In an article entitled "CHP=MHP", VAKIT columnist Abdurrahman Dilipak comments on recent political advertisements in the CUMHURIYET daily promoting a CHP-MHP coalition. He claims that the same quarters that set the CHP and MHP against one another in the past as part of their efforts to start a rightist-leftist conflict in this country that would make it possible for them to intervene as a "savior" are now encouraging a "deep alliance" between "neo-nationalists and nationalists" for the same purpose. He also claims that a campaign to enable the MHP to pass the ten-percent threshold is being conducted at the expense of the Democratic Party, DP, and the Youth Party, GP.
In an article entitled "Turkish Baathism's Search for a New Synthesis", ZAMAN columnist Mumtazer Turkone accuses Cumhuriyet columnist Ilhan Selcuk, "a spokesman for Turkish Baathism," of trying to legitimize as ugly, repulsive, and disgusting a thing" as minority rule over the majority in "praising" the MHP in his recent articles as part of his bid to prepare the ground for a CHP-MHP coalition government. Turkone argues that Selcuk's endorsement of a possible CHP-MHP alliance only means that "the elite minority" in Turkey is going out of its way to retain its hold on power.
In an article entitled "Baykal stops beating around the bush", ZAMAN columnist Tamer Korkmaz asserts that Baykal's reaction to Erdogan's disclosure of a compromise plan for the presidency has revealed that the CHP leader wants the next president to be somebody like Sezer who does not want the state to be reconciled with the nation and will provoke polarization through his practices. Korkmaz warns that it would be politically disastrous for Erdogan to accept Baykal's offer and claims that the AKP should advance its own agenda even though this might entail yet another parliamentary election rather than acceding to an "imposition" that is being represented as a compromise. He also disputes the argument that Erdogan's latest remarks mean that he has given up the notion of nominating Gul as president.

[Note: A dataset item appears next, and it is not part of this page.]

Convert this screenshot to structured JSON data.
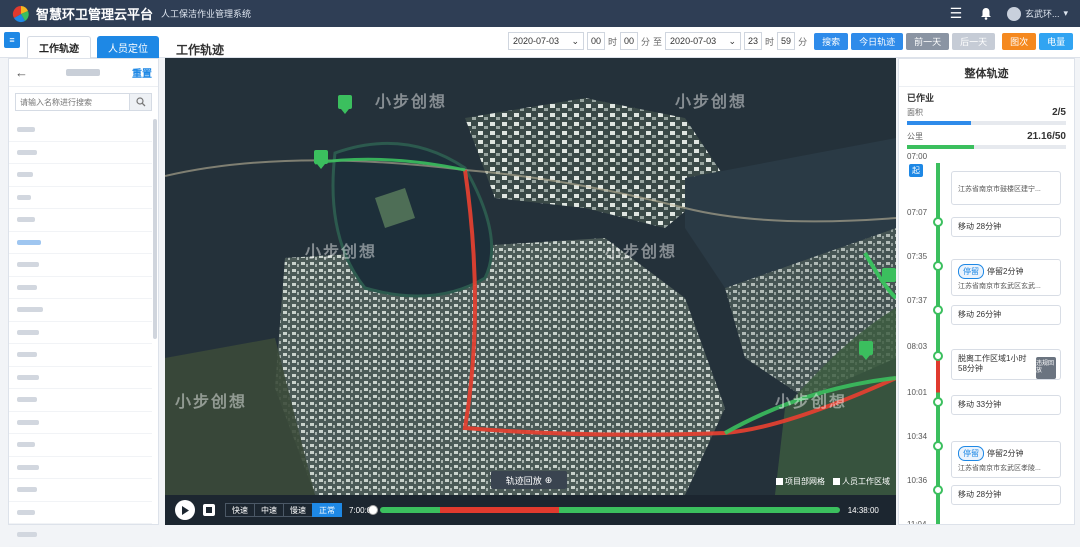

In an article entitled "Turkey Parties", ZAMAN columnist Ali Bulac asserts that the forthcoming election is being fought between "civilian politics" and "anti-democratic" forces and that in this sense siding with the AKP has become synonymous with supporting "civilian politics." He also claims that the CHP and MHP do not qualify as "Turkey parties" because they are unable to hold election rallies farther east than the province of Sivas.
In an article entitled "He says he will seek compromise", MILLI GAZETE columnist Zeki Ceyhan asserts that Prime Minister Erdogan should explain why he did not seek compromise with other parties over the issue of presidency before and allowed a "political crisis" to break out over this topic by insisting on nominating an AKP member as president. Ceyhan asks whether Erdogan might have purposely brought on this crisis to weaken "rivals" within the AKP like Abdullah Gul and claims that the lack of references to Gul's candidacy in Erdogan's latest statement lends credence to this possibility.
Finally in an article under the title: "PKK takes election break", BUGUN columnist Emin Pazarci asserts that the PKK has established a virtual "election headquarters" in northern Iraq as part of its efforts to influence voter opinion in the southeast and that it is trying to enable as many Kurdish independent candidates as possible to enter Parliament.